Dans “L’Exorciste”, l’adolescente démoniaque crache un étrange vomi, lévite au-dessus du lit et pivote la tête à 360 degrés. Rien de tel dans nos campagnes, à en croire Guy Touchard.

« Avec ce genre de film, on recherche le spectacle et la poussée d’adrénaline. Bien sûr, c’est franchement exagéré. À ce jour, je n’ai jamais été confronté à des situations aussi spectaculaires. Moi, j’essaie de trouver ce qui se passe dans la tête des chrétiens qui pensent être habités par le démon » Un rôle de psychanalyste ? « Plutôt de confident ».

Pourtant, l’éternel combat entre le Bien et le Mal peut relever du psy (psychiatre, psychologue, psychanalyste) et emprunter des chemins détournés. Avec une frontière ténue entre mal-être et… mauvaise foi comme le révélait, dans La Dépêche du 19 mars 2003, l’un des prédécesseurs de Guy Touchard : « La plupart des gens sont honnêtes. Mais certains souhaitent qu’on les libère à peu de frais »…

« Je ne suis pas un marabout »

À force d’arpenter le bocage et les plateaux normands, notre exorciste s’est forgé une solide philosophie.
« En règle générale, j’interviens en dernier recours après le médecin, le marabout et les diseuses de bonne aventure » regrette le père Touchard qui, depuis sa nomination, a rencontré une quarantaine de personnes : des femmes seules, des couples, des ruraux, des urbains, des actifs, des chômeurs. Mais tous unis par une seule et unique “préoccupation” : « Ils sont embarqués dans des histoires qu’ils ne maîtrisent plus. D’où une situation de blocage intérieur, avec le vide qui se crée autour d’eux. Le sentiment d’échec s’étend à tous les domaines de leur vie, qu’elle soit affective ou professionnelle ».

Mais ceux qui l’appellent à la rescousse ne sont pas nécessairement habités par la foi. Ils préfèrent l’exercice des “tables tournantes” à celui de la prière. « Dans ces cas-là, la tâche est plus délicate. Les non-croyants doivent admettre que je ne suis pas un marabout, mais un guérisseur d’âmes ».
Quant aux chrétiens, Guy Touchard les invite sur le chemin du confessionnal ou de l’église, le temps d’un Notre-Père ou d’une messe. « Mais le processus de réconciliation avec le Bien, donc avec le Seigneur, est un travail de longue haleine. Quand vous vous égarez en forêt, il est parfois difficile de retrouver sa voie et de refaire le chemin inverse »…

Le démon travaille en catimini

Au premier rang de la lutte entre le Bien et le Mal, notre exorciste voit dans sa fonction un intérêt pastoral.
« Je contacte des gens parfois éloignés de l’Église.
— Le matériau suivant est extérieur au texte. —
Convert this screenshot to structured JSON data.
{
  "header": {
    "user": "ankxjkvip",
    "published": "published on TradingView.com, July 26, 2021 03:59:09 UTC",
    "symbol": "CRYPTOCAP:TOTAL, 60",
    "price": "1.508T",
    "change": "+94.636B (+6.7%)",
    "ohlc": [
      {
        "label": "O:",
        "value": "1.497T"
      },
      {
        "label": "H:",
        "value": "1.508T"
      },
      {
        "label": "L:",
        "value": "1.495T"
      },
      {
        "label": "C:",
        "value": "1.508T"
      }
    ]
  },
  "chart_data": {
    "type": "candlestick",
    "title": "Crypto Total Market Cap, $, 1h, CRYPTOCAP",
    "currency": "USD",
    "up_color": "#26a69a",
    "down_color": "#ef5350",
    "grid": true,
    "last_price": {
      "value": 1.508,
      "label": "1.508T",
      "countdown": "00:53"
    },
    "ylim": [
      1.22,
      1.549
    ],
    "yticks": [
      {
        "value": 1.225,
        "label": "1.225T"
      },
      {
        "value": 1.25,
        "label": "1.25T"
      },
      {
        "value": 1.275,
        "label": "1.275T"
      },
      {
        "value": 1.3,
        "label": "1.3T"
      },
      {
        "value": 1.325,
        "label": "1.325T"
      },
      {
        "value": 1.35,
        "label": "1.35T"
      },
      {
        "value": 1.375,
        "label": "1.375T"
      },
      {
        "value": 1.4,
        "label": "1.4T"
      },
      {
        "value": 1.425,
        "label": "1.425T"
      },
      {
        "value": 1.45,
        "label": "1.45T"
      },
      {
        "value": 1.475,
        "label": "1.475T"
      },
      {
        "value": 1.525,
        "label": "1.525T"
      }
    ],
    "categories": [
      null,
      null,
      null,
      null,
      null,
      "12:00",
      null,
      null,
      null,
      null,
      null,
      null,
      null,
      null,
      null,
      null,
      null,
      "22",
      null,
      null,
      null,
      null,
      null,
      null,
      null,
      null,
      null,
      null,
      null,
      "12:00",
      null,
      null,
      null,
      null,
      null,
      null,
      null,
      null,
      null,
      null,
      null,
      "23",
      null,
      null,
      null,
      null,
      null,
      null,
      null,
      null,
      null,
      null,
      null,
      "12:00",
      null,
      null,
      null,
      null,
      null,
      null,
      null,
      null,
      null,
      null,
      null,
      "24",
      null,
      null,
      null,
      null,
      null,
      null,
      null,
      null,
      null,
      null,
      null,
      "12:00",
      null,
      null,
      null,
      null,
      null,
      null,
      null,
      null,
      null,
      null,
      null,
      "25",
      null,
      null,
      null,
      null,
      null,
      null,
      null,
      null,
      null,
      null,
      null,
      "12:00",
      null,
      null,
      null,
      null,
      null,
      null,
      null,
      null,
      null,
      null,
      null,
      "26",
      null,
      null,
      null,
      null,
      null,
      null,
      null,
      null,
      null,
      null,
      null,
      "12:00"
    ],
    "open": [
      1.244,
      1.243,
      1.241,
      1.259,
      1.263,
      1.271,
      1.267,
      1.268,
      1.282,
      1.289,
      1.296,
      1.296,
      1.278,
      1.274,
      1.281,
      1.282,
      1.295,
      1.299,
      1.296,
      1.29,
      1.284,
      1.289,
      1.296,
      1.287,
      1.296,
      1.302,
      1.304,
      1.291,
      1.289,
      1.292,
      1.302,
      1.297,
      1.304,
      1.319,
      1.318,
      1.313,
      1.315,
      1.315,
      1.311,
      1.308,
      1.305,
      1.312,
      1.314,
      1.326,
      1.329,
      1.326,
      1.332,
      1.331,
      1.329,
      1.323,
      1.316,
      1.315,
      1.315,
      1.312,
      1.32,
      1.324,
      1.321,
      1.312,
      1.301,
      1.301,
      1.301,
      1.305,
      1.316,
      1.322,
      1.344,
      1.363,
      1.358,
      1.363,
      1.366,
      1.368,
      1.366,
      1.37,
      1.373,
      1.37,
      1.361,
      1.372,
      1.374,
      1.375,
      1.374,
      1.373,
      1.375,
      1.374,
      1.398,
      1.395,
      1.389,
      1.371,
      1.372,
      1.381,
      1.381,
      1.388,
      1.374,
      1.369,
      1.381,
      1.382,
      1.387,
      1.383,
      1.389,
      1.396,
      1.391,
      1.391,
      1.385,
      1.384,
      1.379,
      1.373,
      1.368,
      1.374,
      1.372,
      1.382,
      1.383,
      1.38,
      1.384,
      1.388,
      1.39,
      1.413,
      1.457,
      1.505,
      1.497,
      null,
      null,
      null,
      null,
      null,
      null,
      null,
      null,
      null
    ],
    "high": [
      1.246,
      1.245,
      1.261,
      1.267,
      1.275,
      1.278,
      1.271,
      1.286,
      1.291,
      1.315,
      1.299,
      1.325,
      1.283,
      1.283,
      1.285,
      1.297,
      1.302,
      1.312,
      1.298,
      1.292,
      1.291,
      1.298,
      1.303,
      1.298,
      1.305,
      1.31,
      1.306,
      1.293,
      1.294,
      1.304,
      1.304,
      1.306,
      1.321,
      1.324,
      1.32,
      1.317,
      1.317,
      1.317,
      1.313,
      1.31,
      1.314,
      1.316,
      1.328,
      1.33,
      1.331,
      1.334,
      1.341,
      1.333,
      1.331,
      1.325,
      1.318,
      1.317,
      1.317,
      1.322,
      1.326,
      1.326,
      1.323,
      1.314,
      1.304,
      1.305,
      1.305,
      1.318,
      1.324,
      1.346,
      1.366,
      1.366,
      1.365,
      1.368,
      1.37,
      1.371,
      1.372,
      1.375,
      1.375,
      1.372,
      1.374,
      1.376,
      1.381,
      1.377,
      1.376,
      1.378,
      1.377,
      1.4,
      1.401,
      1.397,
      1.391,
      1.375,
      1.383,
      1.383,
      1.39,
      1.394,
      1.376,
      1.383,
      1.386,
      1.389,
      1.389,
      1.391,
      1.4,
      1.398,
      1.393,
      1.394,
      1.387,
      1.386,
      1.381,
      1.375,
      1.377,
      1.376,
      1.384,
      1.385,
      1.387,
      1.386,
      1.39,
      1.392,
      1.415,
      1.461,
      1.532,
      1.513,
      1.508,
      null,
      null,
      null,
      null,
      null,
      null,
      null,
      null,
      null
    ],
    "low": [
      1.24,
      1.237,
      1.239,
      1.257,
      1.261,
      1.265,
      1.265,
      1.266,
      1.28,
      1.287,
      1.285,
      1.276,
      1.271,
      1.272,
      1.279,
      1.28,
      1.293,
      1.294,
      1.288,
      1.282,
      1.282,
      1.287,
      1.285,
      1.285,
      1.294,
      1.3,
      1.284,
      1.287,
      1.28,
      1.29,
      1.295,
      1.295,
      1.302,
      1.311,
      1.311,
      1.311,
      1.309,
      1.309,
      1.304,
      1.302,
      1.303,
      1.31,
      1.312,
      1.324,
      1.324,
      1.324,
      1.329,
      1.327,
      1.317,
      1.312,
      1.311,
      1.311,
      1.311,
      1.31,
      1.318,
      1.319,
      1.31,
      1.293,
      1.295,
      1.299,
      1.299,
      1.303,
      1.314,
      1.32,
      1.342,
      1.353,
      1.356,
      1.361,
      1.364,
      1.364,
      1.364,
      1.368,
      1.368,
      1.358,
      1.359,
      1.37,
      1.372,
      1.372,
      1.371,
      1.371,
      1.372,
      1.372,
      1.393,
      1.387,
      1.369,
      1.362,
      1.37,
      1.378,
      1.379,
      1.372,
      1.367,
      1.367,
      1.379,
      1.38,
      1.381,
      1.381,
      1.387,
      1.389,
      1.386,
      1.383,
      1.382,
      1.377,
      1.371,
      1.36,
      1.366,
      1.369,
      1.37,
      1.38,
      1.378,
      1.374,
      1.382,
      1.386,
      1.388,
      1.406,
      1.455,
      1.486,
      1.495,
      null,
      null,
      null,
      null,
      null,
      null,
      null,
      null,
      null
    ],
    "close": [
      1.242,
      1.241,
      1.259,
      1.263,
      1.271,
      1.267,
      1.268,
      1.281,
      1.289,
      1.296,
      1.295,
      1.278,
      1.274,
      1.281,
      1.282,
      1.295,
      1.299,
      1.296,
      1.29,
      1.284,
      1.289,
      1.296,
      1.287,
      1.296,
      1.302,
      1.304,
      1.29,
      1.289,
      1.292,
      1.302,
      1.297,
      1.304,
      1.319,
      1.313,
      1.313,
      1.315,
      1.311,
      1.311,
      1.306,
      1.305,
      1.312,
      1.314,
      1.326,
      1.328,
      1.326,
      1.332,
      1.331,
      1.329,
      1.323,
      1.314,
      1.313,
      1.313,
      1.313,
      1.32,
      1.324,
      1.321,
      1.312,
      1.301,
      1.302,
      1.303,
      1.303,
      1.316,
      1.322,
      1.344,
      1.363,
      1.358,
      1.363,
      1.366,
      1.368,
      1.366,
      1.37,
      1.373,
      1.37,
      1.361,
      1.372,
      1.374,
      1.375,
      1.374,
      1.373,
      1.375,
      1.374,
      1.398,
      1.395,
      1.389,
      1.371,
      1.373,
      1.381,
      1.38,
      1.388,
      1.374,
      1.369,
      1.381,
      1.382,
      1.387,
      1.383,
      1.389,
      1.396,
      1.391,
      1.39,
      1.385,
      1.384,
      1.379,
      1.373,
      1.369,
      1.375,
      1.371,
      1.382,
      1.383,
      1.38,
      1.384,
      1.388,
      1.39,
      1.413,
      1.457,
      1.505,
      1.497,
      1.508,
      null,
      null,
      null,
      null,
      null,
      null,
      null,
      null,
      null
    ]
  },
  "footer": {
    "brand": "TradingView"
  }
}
Mais ils se sentent écoutés, car je les prends au sérieux ». Pourtant, certaines situations pourraient prêter à “sourire”.

Dans nos campagnes et nos villes, c’est bien connu, le démon travaille en catimini. Ou utilise des intermédiaires. « Effectivement, il y a des personnes qui croient aux poupées piquées par des aiguilles. Sous-entendu : c’est une voisine jalouse qui leur a jeté un sort ».
D’autres fois, Guy Touchard est sollicité pour… bénir une maison. Et ainsi chasser le Diable qui se niche dans les détails. « Je reçois, pour l’essentiel, au centre diocésain. Mais quand je me déplace, je me fais rembourser les frais de route. Sinon, le service est gratuit bien qu’à chaque fois, on me demande : combien on vous doit ? »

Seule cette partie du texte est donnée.